Dalit Kitchens of Marathwada
- Author: Shahu Patole
- Original title: 'Anna He Apoorna Brahma'
- Translator: Bhushan Korgaonkar
- Language: English (translation); originally Marathi
- Subject: Dalit foodways, caste and cuisine, regional culinary history
- Genre: Cookbook/memoir/food writing/ethnography
- Publisher: HarperCollins India
- Publication date: 2024
- Publication place: India
- Pages: 386

= Dalit Kitchens of Marathwada =

2024 non-fiction book

Dalit Kitchens of Marathwada is a 2024 book by Shahu Patole, translated into English by Bhushan Korgaonkar and published by HarperCollins India. The book documents the food practices, recipes, and culinary histories of Dalit communities (notably the Mahar and Mang communities) in the Marathwada region of Maharashtra, and interweaves recipes with memoir, ethnographic detail and critique of caste-based exclusion in Indian culinary history.

==Background==
The book was first published in Marathi under the title Anna He Apoorna Brahma and later translated into English by Bhushan Korgaonkar. Patole — a Marathi-language writer — compiled recipes, oral histories and reflections to record culinary practices that have historically been marginalized in mainstream representations of Indian food.

==Contents==
The book combines recipes with personal recollections and social analysis. Chapters cover regional breads (jowar/bajra rotis), vegetable preparations, meats (including offal and sacrificial meat practices), kitchen tools, rituals, and the ways caste shapes access to ingredients and notions of purity. Patole frames these foodways as acts of resilience and community memory rather than culinary curiosities.

==Reception==
The book received attention from mainstream Indian press and specialist reviewers. Suraj Yengde (Hindustan Times) praised its combination of dietary history, recipes and social record, calling it "excellent and very engaging" and noting the importance of documenting Dalit culinary traditions.

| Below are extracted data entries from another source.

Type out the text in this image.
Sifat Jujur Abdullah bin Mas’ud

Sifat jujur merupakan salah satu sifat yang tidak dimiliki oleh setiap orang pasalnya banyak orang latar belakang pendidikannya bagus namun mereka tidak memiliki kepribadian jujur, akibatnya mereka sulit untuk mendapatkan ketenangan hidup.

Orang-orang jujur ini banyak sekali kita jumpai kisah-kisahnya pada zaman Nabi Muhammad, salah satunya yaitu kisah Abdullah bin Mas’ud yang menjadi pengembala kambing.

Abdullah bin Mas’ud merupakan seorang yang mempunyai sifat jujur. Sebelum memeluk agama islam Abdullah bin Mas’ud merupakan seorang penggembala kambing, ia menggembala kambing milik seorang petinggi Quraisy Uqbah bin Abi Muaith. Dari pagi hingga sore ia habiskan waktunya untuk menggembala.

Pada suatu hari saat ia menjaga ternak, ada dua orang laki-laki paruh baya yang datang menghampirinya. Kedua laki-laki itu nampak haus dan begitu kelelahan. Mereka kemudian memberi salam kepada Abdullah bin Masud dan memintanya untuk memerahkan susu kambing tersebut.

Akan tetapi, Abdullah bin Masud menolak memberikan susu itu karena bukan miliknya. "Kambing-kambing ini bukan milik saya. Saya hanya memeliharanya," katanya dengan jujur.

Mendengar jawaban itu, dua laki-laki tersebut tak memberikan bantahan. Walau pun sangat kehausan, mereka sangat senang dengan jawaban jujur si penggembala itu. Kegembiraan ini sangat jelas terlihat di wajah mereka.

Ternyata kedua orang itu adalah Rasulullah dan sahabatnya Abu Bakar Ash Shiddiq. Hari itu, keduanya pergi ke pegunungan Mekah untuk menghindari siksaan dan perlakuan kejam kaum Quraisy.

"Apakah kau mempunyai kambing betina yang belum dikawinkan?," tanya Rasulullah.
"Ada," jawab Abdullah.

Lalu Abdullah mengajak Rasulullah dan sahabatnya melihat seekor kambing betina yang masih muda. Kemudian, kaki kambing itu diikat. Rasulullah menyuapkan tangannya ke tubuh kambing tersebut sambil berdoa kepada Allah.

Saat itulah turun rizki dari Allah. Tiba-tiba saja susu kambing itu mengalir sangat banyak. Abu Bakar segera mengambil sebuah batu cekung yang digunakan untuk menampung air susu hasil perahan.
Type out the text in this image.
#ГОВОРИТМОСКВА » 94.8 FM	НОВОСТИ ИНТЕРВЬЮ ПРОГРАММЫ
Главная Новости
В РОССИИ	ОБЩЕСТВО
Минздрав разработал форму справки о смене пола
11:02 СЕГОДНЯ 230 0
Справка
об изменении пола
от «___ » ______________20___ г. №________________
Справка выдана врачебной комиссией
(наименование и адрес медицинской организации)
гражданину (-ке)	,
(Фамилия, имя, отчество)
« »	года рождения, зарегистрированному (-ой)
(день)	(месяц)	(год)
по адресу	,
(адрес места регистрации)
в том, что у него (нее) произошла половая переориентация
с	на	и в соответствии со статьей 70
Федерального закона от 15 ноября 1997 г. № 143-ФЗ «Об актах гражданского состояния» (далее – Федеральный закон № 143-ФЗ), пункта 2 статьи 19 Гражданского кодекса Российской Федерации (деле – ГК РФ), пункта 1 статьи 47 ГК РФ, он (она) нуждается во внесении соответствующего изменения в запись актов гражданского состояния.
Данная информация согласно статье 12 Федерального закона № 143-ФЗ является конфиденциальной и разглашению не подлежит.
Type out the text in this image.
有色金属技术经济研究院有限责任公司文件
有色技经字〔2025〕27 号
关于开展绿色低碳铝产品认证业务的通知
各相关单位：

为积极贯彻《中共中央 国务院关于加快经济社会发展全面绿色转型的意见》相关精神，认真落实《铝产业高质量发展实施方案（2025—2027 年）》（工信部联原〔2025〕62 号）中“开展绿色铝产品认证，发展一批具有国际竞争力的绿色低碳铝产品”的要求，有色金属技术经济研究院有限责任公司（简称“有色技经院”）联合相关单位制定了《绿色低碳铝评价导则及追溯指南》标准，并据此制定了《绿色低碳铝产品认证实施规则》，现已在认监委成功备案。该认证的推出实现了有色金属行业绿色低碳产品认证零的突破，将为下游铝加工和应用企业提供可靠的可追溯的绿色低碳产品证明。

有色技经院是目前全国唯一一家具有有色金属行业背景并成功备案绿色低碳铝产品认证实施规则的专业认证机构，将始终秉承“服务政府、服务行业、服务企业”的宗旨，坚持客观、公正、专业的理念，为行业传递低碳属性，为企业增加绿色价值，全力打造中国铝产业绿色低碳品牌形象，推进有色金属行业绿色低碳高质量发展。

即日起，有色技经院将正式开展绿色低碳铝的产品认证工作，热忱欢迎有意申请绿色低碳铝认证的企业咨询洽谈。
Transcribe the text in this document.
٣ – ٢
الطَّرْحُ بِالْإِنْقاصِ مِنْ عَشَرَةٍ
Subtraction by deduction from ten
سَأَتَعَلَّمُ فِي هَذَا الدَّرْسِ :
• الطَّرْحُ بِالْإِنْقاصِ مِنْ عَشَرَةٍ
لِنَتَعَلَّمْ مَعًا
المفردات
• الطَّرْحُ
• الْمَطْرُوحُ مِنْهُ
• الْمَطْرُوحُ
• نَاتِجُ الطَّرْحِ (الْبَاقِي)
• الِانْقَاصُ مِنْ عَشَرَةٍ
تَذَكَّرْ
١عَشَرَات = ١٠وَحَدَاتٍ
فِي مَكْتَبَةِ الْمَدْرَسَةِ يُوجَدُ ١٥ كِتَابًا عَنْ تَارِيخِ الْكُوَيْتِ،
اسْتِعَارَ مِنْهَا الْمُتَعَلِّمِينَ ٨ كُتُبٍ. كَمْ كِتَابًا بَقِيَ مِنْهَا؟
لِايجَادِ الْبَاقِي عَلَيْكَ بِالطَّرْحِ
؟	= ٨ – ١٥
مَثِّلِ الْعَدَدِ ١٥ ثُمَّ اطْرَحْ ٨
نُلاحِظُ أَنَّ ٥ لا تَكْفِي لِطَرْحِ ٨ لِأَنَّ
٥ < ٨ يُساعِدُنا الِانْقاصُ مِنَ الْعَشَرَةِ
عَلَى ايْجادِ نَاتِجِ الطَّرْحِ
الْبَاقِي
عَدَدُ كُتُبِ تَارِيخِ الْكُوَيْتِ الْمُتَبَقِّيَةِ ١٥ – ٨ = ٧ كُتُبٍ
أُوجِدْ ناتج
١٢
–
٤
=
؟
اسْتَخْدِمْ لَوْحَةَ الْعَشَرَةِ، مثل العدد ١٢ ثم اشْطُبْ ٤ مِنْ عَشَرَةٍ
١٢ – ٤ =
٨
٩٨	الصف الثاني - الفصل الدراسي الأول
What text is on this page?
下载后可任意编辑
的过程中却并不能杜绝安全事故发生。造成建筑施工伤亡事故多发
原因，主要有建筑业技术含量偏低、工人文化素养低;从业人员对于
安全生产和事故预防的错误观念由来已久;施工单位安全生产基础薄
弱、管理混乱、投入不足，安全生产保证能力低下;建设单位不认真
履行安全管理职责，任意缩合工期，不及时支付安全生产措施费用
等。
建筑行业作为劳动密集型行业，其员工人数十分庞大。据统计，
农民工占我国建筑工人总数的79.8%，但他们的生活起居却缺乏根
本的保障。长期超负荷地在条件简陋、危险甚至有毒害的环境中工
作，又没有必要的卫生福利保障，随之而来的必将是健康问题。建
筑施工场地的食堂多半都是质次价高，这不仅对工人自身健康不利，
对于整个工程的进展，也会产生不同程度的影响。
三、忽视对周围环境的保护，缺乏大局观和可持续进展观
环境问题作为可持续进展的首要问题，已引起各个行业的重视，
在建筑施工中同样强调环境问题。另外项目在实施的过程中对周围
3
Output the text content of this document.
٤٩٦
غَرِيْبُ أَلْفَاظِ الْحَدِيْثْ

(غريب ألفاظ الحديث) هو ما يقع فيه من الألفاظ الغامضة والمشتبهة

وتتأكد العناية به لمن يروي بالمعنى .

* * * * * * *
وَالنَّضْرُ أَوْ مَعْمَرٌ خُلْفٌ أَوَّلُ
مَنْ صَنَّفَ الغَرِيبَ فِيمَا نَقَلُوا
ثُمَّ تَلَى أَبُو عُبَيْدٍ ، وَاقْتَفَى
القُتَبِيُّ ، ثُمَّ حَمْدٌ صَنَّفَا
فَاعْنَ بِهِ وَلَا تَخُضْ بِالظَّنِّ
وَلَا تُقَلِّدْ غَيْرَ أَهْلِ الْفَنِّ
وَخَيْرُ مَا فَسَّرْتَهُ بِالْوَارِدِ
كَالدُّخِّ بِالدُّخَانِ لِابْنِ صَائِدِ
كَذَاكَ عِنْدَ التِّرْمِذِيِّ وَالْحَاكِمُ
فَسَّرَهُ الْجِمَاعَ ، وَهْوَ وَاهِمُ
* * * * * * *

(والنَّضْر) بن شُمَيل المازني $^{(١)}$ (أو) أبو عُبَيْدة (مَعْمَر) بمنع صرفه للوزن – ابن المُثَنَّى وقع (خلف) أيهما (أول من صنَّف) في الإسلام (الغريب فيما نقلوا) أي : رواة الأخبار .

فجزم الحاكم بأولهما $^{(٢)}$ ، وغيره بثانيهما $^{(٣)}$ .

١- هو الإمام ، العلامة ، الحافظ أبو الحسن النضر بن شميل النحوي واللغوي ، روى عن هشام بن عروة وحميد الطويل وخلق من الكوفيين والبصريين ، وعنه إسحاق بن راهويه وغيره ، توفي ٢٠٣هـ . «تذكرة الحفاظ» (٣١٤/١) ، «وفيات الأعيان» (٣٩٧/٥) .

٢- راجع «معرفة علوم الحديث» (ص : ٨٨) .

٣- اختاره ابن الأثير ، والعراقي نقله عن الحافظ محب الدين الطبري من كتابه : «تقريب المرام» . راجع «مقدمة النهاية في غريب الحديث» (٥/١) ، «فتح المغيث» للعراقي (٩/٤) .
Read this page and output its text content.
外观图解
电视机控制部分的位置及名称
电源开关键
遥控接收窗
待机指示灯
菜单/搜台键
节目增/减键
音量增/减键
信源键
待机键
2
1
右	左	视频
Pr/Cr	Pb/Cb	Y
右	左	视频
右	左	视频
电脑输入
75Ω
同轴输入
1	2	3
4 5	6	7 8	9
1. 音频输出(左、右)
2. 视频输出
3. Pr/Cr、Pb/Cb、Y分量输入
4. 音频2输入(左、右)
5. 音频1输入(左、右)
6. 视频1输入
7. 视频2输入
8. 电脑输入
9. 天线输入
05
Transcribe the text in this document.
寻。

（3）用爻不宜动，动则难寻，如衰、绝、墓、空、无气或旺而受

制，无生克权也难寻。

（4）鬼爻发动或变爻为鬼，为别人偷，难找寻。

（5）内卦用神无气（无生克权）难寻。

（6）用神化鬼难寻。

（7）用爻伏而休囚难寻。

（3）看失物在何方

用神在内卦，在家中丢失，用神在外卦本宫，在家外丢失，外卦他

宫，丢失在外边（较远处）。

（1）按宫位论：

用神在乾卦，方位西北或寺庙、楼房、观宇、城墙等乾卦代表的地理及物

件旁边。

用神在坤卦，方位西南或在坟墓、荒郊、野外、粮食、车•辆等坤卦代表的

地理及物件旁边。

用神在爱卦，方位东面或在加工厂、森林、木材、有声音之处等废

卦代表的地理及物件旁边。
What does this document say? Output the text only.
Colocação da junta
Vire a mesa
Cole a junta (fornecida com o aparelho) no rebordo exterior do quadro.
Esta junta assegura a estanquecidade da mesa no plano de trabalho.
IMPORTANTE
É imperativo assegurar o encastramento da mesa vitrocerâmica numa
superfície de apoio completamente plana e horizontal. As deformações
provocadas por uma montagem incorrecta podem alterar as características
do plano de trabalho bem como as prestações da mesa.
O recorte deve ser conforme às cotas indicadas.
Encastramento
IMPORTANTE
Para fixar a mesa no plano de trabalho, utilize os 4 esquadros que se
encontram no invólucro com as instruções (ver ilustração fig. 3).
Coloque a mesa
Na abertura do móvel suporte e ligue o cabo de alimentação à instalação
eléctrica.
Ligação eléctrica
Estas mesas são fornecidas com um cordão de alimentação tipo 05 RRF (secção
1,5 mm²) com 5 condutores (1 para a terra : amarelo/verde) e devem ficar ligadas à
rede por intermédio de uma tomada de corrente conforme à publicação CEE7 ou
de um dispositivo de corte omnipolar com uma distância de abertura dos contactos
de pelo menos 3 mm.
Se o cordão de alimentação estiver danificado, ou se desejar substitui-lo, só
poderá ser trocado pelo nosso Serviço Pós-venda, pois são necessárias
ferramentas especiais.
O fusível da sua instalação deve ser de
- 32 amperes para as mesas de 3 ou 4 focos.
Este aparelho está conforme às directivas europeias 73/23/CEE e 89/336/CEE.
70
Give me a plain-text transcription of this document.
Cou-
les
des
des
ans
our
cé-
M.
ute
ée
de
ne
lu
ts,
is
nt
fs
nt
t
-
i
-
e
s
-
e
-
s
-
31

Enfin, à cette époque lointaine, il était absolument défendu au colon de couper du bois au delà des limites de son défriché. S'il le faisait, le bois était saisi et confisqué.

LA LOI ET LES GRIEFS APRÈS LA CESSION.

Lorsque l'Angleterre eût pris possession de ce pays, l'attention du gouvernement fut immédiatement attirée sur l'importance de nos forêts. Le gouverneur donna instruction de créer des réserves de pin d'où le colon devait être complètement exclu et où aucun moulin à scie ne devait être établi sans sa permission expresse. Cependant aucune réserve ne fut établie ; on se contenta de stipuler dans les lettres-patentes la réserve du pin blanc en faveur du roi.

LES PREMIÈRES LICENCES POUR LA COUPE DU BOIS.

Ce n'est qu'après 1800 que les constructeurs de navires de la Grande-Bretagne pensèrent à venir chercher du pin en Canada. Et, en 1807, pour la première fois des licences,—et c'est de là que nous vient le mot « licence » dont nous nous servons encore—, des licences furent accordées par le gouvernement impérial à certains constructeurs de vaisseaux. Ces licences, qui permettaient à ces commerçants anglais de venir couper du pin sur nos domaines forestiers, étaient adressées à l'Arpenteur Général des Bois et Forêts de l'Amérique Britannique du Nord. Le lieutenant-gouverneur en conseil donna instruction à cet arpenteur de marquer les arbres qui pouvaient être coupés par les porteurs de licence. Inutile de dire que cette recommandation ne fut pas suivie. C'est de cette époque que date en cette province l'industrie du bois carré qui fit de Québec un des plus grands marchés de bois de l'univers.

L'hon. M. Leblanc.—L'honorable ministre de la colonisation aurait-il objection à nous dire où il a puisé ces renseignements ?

The India Forum reviewer described the book as an ethnographic account that uses the cookbook form to archive Dalit life, food rituals and the social structures that shape them.

Business Standard published a feature/review highlighting the book's interrogation of how caste shapes the culinary canon and observed the work's significance in broadening public understanding of neglected food traditions.

Academic and specialist reviews also discussed the book's importance; for example, a review in Gastronomica positioned it as notable for its contribution to food studies and the documentation of marginalized culinary practices.

==Significance==
Commentators have noted that Dalit Kitchens of Marathwada fills a gap in the published record by centering Dalit food histories and challenging Brahminical and mainstream exclusions in the culinary imagination. Reviewers have emphasized the book’s role as both cultural archive and political commentary on food and caste.